Investigating Error Types in GPT-4

L3S Best Paper of the Quarter (Q2/2024)  
Category: IR, Generative AI

Beyond Accuracy: Investigating Error Types in GPT-4 Responses to USMLE Questions 

Authors: Soumyadeep Roy, Aparup Khatua, Fatemeh Ghoochani, Uwe Hadler, Wolfgang Nejdl, Niloy Ganguly 

Published in the Q1 journal “Computer Networks” https://arxiv.org/abs/2404.13307

The paper in a nutshell: 

The study investigates errors made by GPT-4, a leading AI model when answering complex medical questions from the United States Medical Licensing Examination (USMLE). The critical contribution of this work is to establish that a rationale (model explanations in natural language) must be generated along with the answer by the AI model for evaluating medical question-answering AI models. The researchers developed a detailed error taxonomy with the help of medical professionals. Our large-scale annotation study involves 44 medical experts who annotated GPT-4 responses at the sentence level according to the developed error taxonomy. The researchers find that GPT-4 rarely makes factual errors. However, they are highly prone to reasoning errors, which are even more challenging for humans and existing moderation systems to detect. This research thus provides valuable insights into the strengths and limitations of GPT-4 in medical question-answering tasks. 

Which problem do you solve with your research? 

This research addresses the challenge of understanding why and how advanced AI models like GPT-4 make errors when answering complex medical questions. By developing a detailed error taxonomy and analyzing GPT-4’s responses, the study provides a deeper understanding of the model’s decision-making process and limitations in the medical domain. 

What is the potential impact of your findings? 

The findings from this study can help improve AI models for medical applications by identifying specific areas where they struggle. This could lead to more reliable AI-assisted medical decision-making tools, potentially enhancing patient care and medical education. Additionally, the research provides valuable resources for further studies on AI performance in complex medical tasks. 

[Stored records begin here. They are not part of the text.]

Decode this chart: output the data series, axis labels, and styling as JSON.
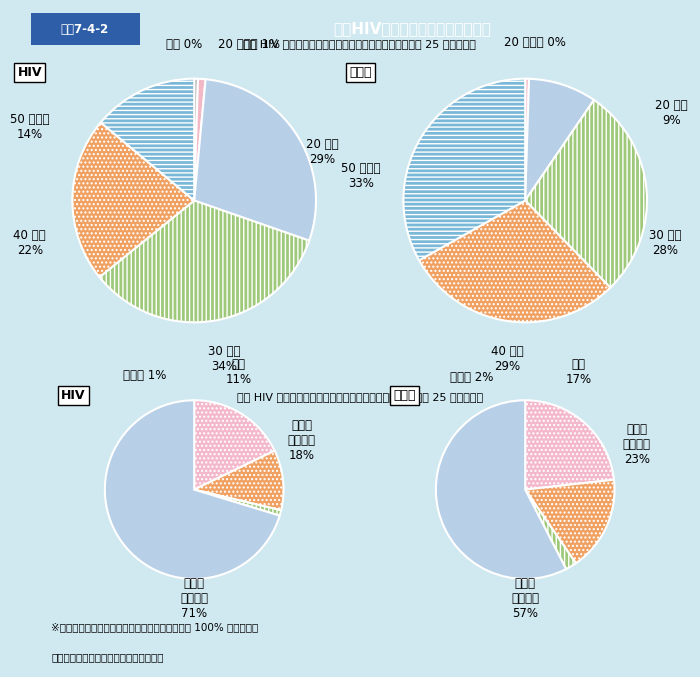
{
  "title_header": "図表7-4-2",
  "title_main": "新規HIV感染者・エイズ患者の状況",
  "subtitle1": "新規 HIV 感染者・エイズ患者報告数　年代別内訳《平成 25 年速報値》",
  "subtitle2": "新規 HIV 感染者・エイズ患者報告数　感染経路別内訳《平成 25 年速報値》",
  "footnote1": "※小数点第１位を四捨五入しているため、合計は 100% とならない",
  "footnote2": "資料：厚生労働省エイズ動向委員会報告",
  "hiv_age_values": [
    0.5,
    1,
    29,
    34,
    22,
    14
  ],
  "hiv_age_colors": [
    "#b0b0b0",
    "#f2b8c6",
    "#b8cfe8",
    "#9ec87a",
    "#f0a060",
    "#7ab8d8"
  ],
  "hiv_age_hatches": [
    "",
    "",
    "",
    "||||",
    "....",
    "----"
  ],
  "hiv_age_labels_text": [
    "不明 0%",
    "20 歳未満 1%",
    "20 歳代\n29%",
    "30 歳代\n34%",
    "40 歳代\n22%",
    "50 歳以上\n14%"
  ],
  "aids_age_values": [
    0.5,
    9,
    28,
    29,
    33
  ],
  "aids_age_colors": [
    "#f2b8c6",
    "#b8cfe8",
    "#9ec87a",
    "#f0a060",
    "#7ab8d8"
  ],
  "aids_age_hatches": [
    "",
    "",
    "||||",
    "....",
    "----"
  ],
  "aids_age_labels_text": [
    "20 歳未満 0%",
    "20 歳代\n9%",
    "30 歳代\n28%",
    "40 歳代\n29%",
    "50 歳以上\n33%"
  ],
  "hiv_route_values": [
    18,
    11,
    1,
    71
  ],
  "hiv_route_colors": [
    "#f4b8cc",
    "#f0a060",
    "#9ec87a",
    "#b8cfe8"
  ],
  "hiv_route_hatches": [
    "....",
    "....",
    "||||",
    ""
  ],
  "hiv_route_labels_text": [
    "異性間\n性的接触\n18%",
    "不明\n11%",
    "その他 1%",
    "同性間\n性的接触\n71%"
  ],
  "aids_route_values": [
    23,
    17,
    2,
    57
  ],
  "aids_route_colors": [
    "#f4b8cc",
    "#f0a060",
    "#9ec87a",
    "#b8cfe8"
  ],
  "aids_route_hatches": [
    "....",
    "....",
    "||||",
    ""
  ],
  "aids_route_labels_text": [
    "異性間\n性的接触\n23%",
    "不明\n17%",
    "その他 2%",
    "同性間\n性的接触\n57%"
  ],
  "bg_color": "#d0e8f0",
  "panel_bg": "#ffffff",
  "header_bg": "#4472c4",
  "header_label_bg": "#2e5ea8"
}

What is new about your research? 

This study introduces a novel, domain-specific error taxonomy for AI responses to medical questions developed in collaboration with medical professionals. It also presents a new dataset of GPT-4’s detailed responses to USMLE questions, including explanations for its choices. This approach allows for a more comprehensive understanding of the AI’s reasoning process beyond simple accuracy measurements.